Sur la question de l’entre soi du milieu journalistique, elle abonde dans le sens de l’intervenante qui a pris la parole, « vous avez raison sur l’endogamie sociale des media. Il y a une demande d’ouverture désormais. On y est, au point de convergence. Plus aucune rédaction ne peut faire semblant. Le monde médiatique se doit d’être divers. Vous y avez toute votre place. Il faut aller toquer à la porte car nous avons besoin que vous y toquiez ». 

Pourquoi partir du principe qu’une personne qui vient d’un milieu populaire ne pourrait pas comprendre un invité ou une émission ?

Un participant l’interroge également sur l’accessibilité d’Arte. N’est-ce plus une chaîne pour une certaine élite intellectuelle ? Va-t-on vers une vision plus populaire ? Franche, Elisabeth Quin répond : « pourquoi partir du principe qu’une personne qui vient d’un milieu populaire ne pourrait pas comprendre un invité ou une émission ? Je ne veux pas partir de ce parti pris, qui peut être condescendant. Arte, comme 28 minutes, a plusieurs facettes, mais le débat doit être accessible à tous. On peut être exigeant sur le contenu et les sujets envisagés et être accessible. Pour moi il ne faut pas niveler par le bas et par principe le discours ». 
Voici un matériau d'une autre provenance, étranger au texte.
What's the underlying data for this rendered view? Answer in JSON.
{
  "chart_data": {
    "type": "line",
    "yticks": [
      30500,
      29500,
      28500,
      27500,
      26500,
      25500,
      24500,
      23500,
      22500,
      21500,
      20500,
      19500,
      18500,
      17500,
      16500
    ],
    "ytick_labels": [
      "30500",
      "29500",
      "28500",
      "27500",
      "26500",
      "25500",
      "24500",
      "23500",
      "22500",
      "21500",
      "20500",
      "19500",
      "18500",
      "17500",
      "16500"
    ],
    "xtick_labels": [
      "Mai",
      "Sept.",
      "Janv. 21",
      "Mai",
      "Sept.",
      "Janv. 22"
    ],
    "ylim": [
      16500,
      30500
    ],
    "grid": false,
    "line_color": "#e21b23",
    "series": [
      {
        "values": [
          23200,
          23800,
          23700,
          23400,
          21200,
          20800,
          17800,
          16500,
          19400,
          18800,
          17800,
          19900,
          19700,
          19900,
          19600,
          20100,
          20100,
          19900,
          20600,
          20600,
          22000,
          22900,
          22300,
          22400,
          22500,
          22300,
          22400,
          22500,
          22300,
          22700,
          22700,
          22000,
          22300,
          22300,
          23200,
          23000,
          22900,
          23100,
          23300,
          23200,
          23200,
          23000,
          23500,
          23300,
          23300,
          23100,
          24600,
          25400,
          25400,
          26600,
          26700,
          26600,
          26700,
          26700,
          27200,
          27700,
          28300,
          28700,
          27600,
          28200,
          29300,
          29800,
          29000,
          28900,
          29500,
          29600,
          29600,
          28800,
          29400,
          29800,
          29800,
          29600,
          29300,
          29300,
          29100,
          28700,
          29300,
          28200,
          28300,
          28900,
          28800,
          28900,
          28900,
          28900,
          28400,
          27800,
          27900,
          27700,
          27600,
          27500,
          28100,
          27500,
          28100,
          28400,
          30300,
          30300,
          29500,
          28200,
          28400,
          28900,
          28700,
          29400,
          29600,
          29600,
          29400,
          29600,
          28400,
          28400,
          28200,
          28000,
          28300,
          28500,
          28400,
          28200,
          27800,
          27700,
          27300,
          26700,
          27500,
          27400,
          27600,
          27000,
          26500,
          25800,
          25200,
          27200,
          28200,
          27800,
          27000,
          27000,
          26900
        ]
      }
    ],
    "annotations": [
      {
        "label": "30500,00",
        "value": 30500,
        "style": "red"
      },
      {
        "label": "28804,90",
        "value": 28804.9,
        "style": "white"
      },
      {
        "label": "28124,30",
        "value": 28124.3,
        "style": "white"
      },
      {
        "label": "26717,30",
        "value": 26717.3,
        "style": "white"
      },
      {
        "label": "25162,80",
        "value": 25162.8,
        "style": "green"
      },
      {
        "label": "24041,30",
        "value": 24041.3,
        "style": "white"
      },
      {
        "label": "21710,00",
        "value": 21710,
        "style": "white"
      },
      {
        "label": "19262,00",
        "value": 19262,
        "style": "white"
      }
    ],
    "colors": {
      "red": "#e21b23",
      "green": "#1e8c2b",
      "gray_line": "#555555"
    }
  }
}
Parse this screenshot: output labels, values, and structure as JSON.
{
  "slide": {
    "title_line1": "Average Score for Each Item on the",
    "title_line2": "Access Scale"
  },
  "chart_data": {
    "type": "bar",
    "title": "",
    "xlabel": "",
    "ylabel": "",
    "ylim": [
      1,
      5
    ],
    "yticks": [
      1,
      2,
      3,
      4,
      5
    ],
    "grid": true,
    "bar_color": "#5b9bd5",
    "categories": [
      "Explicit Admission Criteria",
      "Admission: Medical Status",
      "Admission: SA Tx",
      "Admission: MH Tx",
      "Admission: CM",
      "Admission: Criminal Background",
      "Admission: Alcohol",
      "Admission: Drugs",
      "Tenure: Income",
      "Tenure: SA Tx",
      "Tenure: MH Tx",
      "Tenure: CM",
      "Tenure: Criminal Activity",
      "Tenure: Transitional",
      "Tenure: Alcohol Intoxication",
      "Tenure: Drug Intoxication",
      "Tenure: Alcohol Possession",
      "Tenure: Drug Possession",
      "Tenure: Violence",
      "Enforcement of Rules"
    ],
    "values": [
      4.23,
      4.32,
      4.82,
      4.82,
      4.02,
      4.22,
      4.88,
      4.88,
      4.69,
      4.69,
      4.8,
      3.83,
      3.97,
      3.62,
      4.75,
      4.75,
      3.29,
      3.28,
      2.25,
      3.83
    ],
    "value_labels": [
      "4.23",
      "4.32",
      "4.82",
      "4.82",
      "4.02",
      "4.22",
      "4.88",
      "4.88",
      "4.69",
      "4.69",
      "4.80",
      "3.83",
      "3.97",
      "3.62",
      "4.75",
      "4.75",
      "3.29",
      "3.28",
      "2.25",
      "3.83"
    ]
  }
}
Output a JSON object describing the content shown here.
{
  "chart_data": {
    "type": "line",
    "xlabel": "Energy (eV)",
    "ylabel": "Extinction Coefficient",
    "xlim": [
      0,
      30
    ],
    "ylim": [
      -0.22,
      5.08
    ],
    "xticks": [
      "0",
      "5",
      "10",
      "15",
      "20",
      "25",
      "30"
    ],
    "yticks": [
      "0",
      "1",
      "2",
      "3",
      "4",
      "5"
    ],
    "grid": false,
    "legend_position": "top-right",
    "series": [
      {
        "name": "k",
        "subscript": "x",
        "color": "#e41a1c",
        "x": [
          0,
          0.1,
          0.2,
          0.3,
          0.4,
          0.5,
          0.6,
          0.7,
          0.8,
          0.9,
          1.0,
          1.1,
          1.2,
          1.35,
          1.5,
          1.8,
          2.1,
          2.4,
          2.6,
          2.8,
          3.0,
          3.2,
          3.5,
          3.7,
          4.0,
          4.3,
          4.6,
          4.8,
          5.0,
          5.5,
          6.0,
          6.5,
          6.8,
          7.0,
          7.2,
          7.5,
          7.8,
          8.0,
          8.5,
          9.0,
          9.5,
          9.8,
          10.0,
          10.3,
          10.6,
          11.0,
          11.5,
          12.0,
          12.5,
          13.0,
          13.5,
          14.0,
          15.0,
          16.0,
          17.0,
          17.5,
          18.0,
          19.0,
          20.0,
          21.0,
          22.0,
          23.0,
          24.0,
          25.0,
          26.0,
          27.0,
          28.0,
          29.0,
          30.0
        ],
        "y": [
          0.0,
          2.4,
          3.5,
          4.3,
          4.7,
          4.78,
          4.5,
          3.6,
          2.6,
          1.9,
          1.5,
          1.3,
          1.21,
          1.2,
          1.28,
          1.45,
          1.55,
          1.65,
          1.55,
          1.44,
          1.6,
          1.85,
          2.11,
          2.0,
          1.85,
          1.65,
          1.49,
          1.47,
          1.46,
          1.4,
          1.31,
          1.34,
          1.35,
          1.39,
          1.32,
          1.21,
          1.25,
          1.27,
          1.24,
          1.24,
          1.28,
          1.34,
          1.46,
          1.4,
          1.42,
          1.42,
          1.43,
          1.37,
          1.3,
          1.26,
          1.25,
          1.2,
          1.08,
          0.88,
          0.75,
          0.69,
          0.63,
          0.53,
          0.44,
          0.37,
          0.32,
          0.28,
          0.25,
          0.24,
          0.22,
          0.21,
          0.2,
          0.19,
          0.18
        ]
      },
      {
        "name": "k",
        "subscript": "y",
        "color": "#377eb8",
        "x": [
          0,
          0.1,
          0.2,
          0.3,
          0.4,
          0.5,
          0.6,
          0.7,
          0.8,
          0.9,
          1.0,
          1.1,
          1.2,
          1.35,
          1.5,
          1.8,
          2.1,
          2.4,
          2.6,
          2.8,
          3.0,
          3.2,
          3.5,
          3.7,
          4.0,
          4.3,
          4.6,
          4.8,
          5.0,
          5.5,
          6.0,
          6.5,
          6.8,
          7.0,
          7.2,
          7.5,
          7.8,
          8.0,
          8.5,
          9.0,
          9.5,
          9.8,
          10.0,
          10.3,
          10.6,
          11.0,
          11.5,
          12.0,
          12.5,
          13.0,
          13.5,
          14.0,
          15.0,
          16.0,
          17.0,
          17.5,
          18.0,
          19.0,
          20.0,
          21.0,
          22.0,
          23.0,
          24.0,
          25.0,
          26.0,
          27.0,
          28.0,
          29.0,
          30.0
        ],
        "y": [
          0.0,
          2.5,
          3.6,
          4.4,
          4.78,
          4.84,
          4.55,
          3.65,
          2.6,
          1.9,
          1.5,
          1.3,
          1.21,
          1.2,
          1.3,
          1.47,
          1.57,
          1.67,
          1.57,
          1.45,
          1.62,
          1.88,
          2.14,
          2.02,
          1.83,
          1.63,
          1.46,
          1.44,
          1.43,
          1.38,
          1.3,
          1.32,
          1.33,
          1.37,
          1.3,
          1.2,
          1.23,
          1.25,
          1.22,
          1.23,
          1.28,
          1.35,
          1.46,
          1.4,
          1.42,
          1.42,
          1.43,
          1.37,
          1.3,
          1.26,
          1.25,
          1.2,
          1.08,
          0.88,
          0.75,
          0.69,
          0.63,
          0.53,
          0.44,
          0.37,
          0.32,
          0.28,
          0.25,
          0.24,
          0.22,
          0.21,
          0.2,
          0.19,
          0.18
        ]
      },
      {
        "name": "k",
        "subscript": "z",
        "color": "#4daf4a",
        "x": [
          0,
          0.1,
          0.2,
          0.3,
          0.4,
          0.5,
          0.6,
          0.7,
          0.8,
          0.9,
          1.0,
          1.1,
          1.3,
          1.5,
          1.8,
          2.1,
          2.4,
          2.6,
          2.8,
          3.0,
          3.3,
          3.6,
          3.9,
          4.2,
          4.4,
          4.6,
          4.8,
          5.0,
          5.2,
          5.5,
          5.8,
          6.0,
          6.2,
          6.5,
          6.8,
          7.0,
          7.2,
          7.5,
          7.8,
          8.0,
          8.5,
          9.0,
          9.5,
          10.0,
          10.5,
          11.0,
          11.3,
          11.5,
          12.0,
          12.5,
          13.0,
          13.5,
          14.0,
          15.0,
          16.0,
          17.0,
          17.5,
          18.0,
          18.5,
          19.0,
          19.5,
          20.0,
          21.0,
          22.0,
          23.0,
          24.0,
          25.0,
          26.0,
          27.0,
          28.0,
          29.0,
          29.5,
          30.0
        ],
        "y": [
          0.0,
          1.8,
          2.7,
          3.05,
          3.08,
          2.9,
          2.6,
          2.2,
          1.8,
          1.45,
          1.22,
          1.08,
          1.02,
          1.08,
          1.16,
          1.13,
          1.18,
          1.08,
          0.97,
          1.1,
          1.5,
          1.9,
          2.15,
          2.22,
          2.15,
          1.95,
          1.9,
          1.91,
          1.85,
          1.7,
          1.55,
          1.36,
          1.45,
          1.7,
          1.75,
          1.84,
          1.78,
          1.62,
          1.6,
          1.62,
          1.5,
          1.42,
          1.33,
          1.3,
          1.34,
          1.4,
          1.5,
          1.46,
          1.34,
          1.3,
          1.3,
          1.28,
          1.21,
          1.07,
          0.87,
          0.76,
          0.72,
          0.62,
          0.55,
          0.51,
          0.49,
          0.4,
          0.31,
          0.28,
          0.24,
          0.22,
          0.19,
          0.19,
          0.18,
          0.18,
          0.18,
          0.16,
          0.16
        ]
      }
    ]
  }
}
Il vaut mieux quitter l’émission frustrée que lassée. L’intensité de la rencontre prévaut.

Enfin, on lui pose la simple question : 28 minutes, est-ce suffisant ? L’ennemi ne serait-il pas le temps ? Elle rit « il a tout compris ! C’est frustrant ! Mais cela fabrique un moment plus intense peut-être, quand on sait que le temps est compté. Mais oui ça donne envie de développer, en parallèle, un format plus long. J’ai ce fantasme. Et en même temps, il vaut mieux quitter l’émission frustrée que lassée. L’intensité de la rencontre prévaut. Et ce temps court  permet de remplir la curiosité et l’imaginaire ». 

D’ailleurs, jamais Elisabeth Quin n’a pensé « qu’est ce que j’ai été bonne » en sortant d’un enregistrement. Souvent, elle pense davantage « cet invité était incroyable, authentique, bouleversant ». Car, des romans aux interviews, elle choisira toujours d’observer ce qui lui fait face et ceux qui lui font face. Toujours, elle ouvrira les fenêtres. Toujours, la vie et la vie des autres.